What he had neglected to say, is that he had removed bricks and part of the metal liner to get the electrical insert in place. My options were to tear the entire thing apart and redo it or to buy a wood burning insert that would fit the modified opening. I chose the later. The insert was put in place and for the most part works pretty good but I've always had a hard time starting a fire in the thing without filling the house full of smoke. I can do it when the weather is milder but when it is really cold, the down draft of cold air is so strong that the smoke ends up rolling into my house and not up the chimney.
Part of the problem which I only discovered after the thing was installed is that the area for the hot air to rise up to the chimney is a slot just two inches in behind the door. The idea was that this creates a layer that protects the glass from getting all sooty which it does well... once the fire is going. However that two inches also means the line between smoke going up the chimney and into the house is pretty fine, especially when starting a fire before a upwards draft has been established.
I tried all the tricks people use with conventional wood burning stoves like making a torch out of newspaper and burning it first or buying sap sticks which burn easily and hot or lighting a pile of wadded up newspaper and shutting the door to let it burn first. All of them didn't work for me. The down draft of cold air from the chimney would over power any newspaper torches and blow them out. The sap sticks and pile of wadded up newspaper would burn well but as soon as I closed the door to establish the draft, the cold air would snuff them out filling the firebox with smoke leaving me with two choices. Open the door and try again letting all that smoke out into the room or wait until the fire went cold and try again. However, the smoke still seeped out unless I sat there and held the door tight to the frame. I bought all sorts of fire starters but either they were terribly expensive or couldn't stay lit long enough to start the draft after the door was closed. I kept on battling this, filling the house with smoke and then airing it out before finally setting down to enjoy the fire. I also tried other things and finally found something that works.
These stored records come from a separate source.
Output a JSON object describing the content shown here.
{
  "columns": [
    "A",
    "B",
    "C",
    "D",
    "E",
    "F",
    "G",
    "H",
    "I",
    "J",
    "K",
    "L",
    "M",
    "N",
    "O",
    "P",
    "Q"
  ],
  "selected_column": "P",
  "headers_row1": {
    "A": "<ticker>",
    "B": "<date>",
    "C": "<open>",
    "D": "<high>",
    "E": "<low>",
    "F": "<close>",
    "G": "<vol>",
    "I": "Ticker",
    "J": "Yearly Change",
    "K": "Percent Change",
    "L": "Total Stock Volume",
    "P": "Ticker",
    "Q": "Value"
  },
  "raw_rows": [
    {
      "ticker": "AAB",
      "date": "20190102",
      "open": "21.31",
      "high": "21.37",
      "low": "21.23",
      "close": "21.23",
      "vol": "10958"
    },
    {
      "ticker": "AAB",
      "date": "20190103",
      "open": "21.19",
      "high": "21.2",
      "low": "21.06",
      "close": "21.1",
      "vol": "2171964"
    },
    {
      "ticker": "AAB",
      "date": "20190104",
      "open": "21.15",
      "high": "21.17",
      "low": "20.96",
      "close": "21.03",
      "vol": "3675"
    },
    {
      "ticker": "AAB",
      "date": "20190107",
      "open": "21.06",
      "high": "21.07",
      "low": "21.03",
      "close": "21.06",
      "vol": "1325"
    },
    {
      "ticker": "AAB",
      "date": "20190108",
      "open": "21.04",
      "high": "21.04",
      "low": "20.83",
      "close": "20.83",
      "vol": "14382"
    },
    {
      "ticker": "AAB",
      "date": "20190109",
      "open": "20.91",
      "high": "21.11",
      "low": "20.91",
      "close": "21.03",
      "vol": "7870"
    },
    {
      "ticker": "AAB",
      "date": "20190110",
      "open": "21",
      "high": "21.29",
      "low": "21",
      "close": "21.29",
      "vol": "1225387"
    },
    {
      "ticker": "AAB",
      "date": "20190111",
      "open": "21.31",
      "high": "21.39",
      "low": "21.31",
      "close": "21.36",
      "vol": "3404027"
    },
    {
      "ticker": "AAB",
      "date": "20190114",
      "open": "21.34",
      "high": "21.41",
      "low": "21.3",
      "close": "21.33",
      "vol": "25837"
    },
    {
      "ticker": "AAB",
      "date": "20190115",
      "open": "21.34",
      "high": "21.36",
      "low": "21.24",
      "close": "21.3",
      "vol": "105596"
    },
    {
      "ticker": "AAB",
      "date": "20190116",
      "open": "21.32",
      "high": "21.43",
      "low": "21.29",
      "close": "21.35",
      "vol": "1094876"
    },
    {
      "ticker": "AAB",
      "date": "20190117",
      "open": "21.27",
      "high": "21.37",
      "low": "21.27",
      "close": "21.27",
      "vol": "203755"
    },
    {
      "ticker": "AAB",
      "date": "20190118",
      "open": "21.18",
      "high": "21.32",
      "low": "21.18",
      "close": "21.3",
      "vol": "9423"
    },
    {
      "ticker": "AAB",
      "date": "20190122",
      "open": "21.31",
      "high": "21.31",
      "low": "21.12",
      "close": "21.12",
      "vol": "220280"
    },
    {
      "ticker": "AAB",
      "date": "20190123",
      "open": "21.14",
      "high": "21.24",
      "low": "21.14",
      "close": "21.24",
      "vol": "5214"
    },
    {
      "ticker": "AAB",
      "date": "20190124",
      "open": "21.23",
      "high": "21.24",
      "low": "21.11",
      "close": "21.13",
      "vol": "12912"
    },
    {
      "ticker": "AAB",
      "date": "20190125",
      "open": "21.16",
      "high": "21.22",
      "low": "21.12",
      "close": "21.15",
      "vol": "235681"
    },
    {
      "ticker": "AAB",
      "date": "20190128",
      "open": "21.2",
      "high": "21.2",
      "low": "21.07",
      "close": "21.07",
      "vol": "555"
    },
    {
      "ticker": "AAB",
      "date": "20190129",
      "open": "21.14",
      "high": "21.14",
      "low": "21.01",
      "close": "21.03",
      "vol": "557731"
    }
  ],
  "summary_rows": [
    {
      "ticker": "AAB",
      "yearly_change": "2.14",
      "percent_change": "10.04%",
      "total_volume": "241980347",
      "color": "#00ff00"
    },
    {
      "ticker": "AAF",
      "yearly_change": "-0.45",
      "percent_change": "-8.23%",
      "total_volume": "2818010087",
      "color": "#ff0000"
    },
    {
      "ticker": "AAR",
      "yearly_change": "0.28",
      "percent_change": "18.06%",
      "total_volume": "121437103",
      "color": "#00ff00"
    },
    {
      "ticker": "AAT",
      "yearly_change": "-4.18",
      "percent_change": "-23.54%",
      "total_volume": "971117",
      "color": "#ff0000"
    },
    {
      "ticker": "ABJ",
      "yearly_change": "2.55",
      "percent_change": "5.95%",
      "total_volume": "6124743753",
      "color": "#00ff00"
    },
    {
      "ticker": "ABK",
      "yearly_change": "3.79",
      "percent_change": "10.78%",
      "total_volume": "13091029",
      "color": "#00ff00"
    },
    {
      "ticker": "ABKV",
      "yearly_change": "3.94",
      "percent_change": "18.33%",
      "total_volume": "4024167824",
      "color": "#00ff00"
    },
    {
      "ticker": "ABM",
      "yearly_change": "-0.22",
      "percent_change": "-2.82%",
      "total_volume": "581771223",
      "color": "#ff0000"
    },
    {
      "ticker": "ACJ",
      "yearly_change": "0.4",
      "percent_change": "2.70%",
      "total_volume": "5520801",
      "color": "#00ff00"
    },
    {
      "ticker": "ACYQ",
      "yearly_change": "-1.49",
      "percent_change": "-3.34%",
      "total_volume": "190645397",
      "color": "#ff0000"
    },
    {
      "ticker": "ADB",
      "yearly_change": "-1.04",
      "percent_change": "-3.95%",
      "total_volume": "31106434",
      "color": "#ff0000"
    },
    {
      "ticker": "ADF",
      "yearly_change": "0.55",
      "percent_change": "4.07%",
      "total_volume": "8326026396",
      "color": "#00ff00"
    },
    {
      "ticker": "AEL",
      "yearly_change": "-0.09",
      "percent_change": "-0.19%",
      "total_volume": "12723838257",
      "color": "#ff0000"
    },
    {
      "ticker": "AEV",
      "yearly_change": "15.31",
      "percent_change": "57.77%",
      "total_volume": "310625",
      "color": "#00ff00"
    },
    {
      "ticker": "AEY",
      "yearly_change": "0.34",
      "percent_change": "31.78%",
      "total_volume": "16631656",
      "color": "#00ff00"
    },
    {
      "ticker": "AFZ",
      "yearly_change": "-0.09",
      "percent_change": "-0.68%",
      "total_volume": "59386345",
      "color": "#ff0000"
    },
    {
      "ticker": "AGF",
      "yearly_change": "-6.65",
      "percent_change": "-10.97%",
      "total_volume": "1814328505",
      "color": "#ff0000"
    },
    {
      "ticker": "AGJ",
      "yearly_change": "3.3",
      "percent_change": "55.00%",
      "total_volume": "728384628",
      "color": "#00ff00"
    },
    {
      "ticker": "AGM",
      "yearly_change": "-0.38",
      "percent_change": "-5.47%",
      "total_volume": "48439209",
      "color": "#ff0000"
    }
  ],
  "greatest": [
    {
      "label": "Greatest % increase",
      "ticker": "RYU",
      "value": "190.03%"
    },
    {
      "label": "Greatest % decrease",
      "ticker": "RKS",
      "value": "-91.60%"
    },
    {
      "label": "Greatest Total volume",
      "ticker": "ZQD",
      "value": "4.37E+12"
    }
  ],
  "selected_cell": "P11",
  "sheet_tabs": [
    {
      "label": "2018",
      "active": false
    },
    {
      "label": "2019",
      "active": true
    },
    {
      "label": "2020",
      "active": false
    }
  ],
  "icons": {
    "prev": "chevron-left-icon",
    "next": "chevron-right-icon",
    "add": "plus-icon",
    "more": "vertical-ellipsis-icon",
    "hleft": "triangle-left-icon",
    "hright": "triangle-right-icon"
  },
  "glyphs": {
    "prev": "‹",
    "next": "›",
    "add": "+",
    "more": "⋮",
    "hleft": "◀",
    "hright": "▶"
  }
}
In the picture above, you see these pellets of wax and compressed sawdust (looks like a Chinese sesame seed bun) that are readily available in hardware stores. I light one of them in the firebox, close the door and they burn well enough that they stay lit and keep burning after the door is shut. They sputter and produce a poor flame for a few minutes until the draft finally kicks in and then burn brightly. That is my que to start placing some sapwood sticks and split logs in the fireplace and in no time I have a fire going with nary a wisp of smoke in the house. Best of all, a pack of 100 of those only cost me about 15 cents a pellet and one pellet is all it takes to start a fire. Finally after two years of trying, I can now enjoy a fire from the start and not have to first sit in a smoke filled basement waiting for it to clear out before I can start enjoying.